CANSAÇO
CANSAÇO
Cansei de poemas de amor. De flores. E borboletas.
Meu olhar nublou os rios. Acinzentou águas que correm fugidas de azul. Esfumaçou florestas de ideias e ideais. Escureceu os sóis em esperas frias. Em esferas vãs e tortas. Escondidas debaixo de capachos parados nas portas. Cansei dos suspiros de esperança. Sossobrando nos telhados da fantasia. Assombrando os campos verdinhos de brotos. Moles. Pendidos. Perdidos de mim.
Cansei de remendar discursos. Recortar falas. Colar encantos onde a onda leva. Cansei dos mares infinitamente salgados de letras trêmulas. Cansei de sobreviver de sobressalto em sobressalto. Atropelando alegrias ingênuas e nuas. Pulando espumas e temendo as marés.
Cansei das frutas doces. Das laranjas-lima. Amarelinhas de lembranças. Suco de criança. Criança anjinho. Que se abre em sorriso quando o sino dobra.
Cansei dos meus olhos espiões de ternura. Piscando tempos de ontem. Nas pálpebras de hoje.
Cansei das vontades desfeitas. Uma a uma no fantasma do susto. Desabençoado. Desacreditado.
Cansei da velha carroça de sonhos. Enferrujando os amanhãs com seus desassossegos. Rangendo carícia áspera. De um querer nem nascido. E já esquecido.

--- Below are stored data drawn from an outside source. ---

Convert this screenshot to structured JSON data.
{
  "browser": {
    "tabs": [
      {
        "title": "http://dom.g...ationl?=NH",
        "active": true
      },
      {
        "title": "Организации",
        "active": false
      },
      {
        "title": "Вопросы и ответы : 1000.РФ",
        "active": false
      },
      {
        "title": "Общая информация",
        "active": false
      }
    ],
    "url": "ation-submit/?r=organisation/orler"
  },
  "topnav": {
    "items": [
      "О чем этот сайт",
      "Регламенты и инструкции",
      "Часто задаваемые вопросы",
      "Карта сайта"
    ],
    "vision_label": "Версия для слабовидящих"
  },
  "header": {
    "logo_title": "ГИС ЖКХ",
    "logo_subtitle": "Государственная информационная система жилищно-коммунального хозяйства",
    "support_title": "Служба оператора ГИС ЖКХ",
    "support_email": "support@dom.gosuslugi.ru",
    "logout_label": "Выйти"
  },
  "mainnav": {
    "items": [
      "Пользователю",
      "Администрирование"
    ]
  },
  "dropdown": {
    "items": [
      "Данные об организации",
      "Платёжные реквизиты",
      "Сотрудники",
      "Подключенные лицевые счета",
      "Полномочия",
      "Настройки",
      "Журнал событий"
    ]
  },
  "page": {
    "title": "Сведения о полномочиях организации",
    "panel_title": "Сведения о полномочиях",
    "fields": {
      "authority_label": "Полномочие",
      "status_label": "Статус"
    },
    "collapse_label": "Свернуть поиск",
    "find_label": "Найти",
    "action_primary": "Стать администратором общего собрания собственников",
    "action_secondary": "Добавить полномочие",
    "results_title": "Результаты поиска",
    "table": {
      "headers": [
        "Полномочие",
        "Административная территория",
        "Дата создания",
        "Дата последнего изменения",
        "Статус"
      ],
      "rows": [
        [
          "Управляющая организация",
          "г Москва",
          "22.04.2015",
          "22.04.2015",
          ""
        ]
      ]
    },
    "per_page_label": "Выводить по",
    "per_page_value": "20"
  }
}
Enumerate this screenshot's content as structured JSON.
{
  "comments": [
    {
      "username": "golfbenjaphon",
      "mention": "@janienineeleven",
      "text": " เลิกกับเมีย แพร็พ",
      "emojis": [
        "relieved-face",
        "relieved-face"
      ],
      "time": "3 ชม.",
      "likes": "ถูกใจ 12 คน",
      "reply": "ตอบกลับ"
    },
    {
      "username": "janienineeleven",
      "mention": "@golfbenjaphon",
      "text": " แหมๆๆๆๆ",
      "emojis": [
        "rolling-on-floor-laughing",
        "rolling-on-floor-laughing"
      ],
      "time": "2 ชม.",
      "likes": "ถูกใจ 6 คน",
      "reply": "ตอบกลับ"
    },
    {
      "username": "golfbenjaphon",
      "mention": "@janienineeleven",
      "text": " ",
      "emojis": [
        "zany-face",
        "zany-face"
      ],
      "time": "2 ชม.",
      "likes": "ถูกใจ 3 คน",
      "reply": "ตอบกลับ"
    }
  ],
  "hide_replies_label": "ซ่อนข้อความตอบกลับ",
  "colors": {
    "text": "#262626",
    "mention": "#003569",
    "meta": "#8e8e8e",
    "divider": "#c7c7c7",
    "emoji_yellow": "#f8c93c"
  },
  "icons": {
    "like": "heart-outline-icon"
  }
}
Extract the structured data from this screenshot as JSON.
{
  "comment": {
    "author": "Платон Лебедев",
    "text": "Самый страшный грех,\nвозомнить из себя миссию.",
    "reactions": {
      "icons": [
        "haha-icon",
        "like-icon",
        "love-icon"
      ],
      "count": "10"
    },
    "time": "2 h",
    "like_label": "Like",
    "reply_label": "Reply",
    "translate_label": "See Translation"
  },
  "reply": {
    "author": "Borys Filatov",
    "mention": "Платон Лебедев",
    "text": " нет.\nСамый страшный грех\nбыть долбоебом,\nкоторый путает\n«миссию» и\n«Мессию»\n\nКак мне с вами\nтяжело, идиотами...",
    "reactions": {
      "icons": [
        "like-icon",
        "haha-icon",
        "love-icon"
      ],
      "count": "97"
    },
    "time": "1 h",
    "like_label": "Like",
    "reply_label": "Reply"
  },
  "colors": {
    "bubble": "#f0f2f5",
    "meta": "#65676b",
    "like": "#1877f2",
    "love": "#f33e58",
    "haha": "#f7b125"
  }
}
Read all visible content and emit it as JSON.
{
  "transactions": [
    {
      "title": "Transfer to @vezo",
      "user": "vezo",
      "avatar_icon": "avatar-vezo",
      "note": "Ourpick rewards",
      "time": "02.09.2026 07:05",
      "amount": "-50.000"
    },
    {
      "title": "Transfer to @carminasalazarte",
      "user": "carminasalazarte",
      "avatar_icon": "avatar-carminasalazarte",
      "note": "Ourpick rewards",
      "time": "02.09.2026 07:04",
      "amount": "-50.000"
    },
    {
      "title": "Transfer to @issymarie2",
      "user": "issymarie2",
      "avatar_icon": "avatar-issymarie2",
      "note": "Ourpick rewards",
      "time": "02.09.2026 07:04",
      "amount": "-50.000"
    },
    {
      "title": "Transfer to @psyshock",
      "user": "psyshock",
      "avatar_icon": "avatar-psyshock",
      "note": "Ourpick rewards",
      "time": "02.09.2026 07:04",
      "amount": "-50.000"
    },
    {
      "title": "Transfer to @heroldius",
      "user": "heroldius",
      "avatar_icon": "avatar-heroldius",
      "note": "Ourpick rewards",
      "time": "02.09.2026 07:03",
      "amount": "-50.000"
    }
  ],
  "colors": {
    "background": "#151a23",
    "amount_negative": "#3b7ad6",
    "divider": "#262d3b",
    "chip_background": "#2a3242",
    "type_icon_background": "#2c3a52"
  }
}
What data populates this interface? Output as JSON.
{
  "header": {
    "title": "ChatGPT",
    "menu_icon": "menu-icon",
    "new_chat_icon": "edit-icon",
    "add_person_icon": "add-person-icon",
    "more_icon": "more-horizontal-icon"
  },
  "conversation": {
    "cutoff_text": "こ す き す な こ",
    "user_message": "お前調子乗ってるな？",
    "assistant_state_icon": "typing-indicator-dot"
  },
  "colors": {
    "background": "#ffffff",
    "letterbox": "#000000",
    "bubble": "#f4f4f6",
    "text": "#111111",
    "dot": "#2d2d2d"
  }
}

Cansei. De acenos e cenas. Das coisas grandes. Das coisas pequenas. Das faltas. E das falas que faltam. Cansei disso tudo. De tudo isso que virou rotina. Que virou dias e noites. Que invadiu horas a fio. Num sinistro uivar de um cão. E a lua, nem aí. Cansei.
Cansei de acordar sem ter dormido. Um minuto sequer. Debaixo de cobertas. Que não fazem outra coisa a não ser acobertar e desfazer.
Só não cansei do Bem-Te-Vi. Passarinho da minha infância. Piava e chovia.
Passarinho mentiroso duma figa! Hoje em dia, pia. E não chove.